Stoudemire enlisted the governor's help in holding a glass while he poured white milk into it, a visual aid intended to depict the white men in corporate America.
"If you look at any corporate website, and look at the leadership team, you see all white men, a few white women and just maybe an Asian in technology," Stoudemire told the crowd.
As the chocolate syrup quickly settled at the bottom of the glass, Stoudemire said it was symbolic of the struggles minorities face trying to climb the corporate ladder.
"It’s not that organizations are not diverse," he said, "but when you look at most organizations, diversity sits at the bottom of the organization. You don’t get inclusion until you actually stir it up."
Achieving diversity and inclusion in state government has proven harder than stirring a glass of chocolate milk for the first term governor. In May of last year, Rauner policy advisor Jimmy Odom submitted a stinging resignation letter citing frustrations with the administration on that precise issue.

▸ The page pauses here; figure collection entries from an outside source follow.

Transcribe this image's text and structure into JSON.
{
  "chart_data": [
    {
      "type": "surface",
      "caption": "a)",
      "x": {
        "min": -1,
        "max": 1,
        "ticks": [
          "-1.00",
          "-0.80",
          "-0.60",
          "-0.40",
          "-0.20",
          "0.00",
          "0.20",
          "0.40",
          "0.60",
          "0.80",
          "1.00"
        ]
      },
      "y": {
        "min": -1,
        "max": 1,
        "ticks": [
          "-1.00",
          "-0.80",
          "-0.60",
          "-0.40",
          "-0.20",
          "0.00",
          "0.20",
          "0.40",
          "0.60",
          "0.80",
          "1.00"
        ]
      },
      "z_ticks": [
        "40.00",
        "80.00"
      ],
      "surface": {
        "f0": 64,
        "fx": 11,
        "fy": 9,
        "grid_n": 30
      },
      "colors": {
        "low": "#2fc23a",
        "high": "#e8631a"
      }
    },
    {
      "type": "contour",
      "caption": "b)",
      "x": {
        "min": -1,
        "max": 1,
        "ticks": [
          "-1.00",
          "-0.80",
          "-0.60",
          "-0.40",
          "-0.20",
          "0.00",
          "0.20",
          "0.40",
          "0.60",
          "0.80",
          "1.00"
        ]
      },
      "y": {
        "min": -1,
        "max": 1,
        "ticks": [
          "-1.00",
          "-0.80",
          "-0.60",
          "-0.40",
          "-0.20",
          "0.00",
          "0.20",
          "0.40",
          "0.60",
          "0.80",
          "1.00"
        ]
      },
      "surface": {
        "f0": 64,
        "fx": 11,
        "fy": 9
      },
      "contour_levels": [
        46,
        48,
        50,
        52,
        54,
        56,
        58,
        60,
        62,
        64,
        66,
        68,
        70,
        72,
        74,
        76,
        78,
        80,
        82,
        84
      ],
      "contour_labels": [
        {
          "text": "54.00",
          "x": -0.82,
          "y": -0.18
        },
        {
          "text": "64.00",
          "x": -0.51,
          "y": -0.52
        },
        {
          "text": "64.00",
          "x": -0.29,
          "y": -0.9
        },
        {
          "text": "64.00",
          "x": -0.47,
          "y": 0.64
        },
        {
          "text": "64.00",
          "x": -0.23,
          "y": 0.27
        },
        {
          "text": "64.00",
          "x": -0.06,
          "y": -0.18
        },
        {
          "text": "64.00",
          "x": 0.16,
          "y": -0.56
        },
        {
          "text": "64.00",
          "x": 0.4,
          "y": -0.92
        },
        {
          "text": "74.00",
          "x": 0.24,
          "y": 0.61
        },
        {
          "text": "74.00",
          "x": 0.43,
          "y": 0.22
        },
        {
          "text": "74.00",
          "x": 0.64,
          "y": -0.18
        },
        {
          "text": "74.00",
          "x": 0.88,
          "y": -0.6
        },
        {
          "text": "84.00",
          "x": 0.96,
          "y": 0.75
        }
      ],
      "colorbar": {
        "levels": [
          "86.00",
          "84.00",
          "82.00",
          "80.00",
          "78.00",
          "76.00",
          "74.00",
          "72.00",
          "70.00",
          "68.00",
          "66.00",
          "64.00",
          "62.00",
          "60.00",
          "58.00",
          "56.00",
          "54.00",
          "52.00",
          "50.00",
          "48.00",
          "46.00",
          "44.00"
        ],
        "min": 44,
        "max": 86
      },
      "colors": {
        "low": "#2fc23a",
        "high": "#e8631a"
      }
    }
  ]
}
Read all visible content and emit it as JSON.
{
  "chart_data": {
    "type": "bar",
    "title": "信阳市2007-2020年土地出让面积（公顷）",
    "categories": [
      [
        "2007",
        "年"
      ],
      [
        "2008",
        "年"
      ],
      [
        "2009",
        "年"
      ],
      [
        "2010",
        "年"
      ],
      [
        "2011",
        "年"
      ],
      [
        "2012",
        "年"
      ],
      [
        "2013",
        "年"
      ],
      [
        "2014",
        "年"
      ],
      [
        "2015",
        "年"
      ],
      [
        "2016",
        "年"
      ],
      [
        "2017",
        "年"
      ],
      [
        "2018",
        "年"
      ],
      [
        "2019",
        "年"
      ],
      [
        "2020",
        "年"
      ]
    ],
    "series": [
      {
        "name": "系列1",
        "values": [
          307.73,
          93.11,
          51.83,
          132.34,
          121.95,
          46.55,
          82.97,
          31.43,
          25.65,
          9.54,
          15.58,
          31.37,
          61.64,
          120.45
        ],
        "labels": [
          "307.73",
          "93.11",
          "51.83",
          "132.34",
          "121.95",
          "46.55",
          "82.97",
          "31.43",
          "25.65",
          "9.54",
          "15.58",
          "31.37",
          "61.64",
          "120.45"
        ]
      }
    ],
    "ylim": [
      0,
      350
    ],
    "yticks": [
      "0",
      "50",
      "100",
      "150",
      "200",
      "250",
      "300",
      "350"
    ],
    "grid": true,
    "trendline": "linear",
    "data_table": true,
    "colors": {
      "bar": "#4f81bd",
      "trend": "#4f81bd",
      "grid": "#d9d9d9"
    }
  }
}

WCIA obtained a copy of the resignation letter under the Freedom of Information Act.
Odom, who was tasked with improving relations and expanding business opportunities for minority contractors, wrote to his boss at Central Management Services that "needs of the minority business programming for the state isn't important to the administration."
Rauner spokeswoman Rachel Bold responded in an email that "Governor Rauner and this administration are firmly committed to diversity, inclusion and providing opportunities to minority business owners."

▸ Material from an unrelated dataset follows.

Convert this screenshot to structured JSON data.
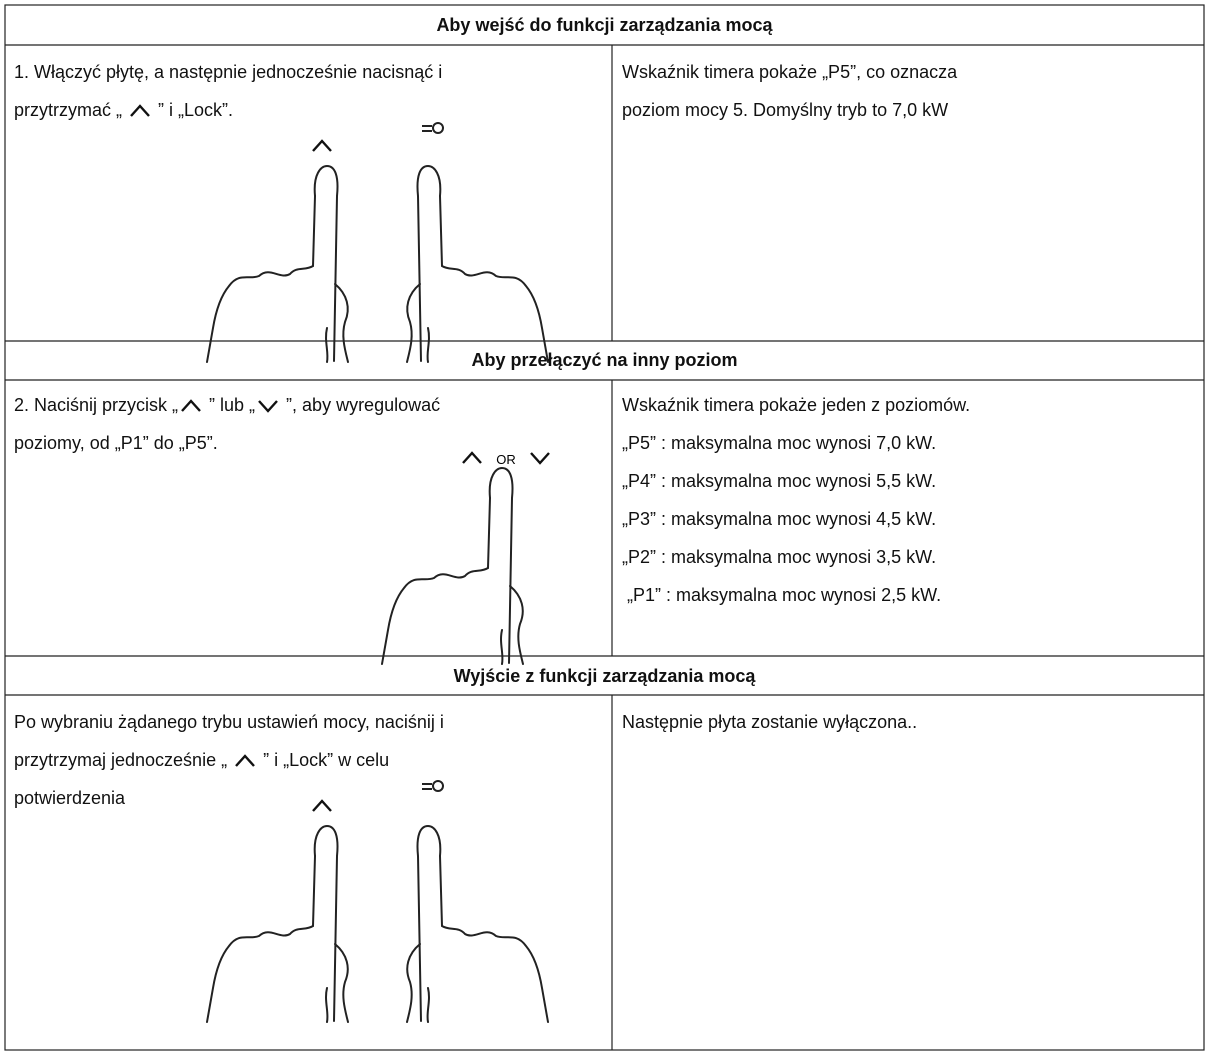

In a phone call, Odom says he harbors no ill will toward Rauner personally, but rather grew disenfranchised with what he described as general apathy and inefficiencies in state government. When a sensible solution presented itself, he said political opposition would routinely interfere to deny the other party a political victory. He described the challenges as petty differences born out of little more than spite.
"We want to say we're an inclusive state, but we're not. The numbers don't show it," Odom said. "I don't feel like they really care. Democrats, Republicans, none of them. It's their party. It's their agenda. It's nauseauting."
Odom left the Rauner administration and took a role as Director of Inclusive Entrepreneurship for World Business Chicago. He also launched an upstart cryptocurrency company called Bit Capital Group. Before working in the Rauner administration, he launched WeDeliver, an online delivery service for local merchants.
Ironically, his business got an early assist from 1871, the tech incubator founded by one of Rauner's political challengers J.B. Pritzker who has had his own stumbles with race and politics.
Odom's company WeDeliver won a competition and received three months of three rent at the Merchandise Mart along with one-on-one mentorship with 1871 advisory board member Troy Henikoff.
"I don't believe I would've had the same trajectory if it weren't for the purposeful assemblance of people and stakeholders to make that happen," Odom said about his encounter with 1871. "Maybe I would've gotten here eventually, but I don't know if that [opportunity] wasn't here."
Launching a business in a competitive digital delivery arena was difficult enough on it's own, but Odom says he has experienced other more subtle challenges along the way too, hurdles he fears are based in discrimination or unconscious bias.
"If I was a white male, Chicago would be incredible for me to get capital," Odom said. "It's not." He says WeDeliver met the same fate as other minority led tech firms in Chicago when it got zero financial support. He sold that company to a larger competitor before taking the job in the Governor's administration.
He hopes to see more people commit to having the difficult conversations of addressing racial and economic inequities, in particular in the corporate corridors of finance and technology -- conversations that might have just become a bit easier to broach, even if it's at the expense of a goofy governor who toasts diversity with a glass of homemade chocolate milk.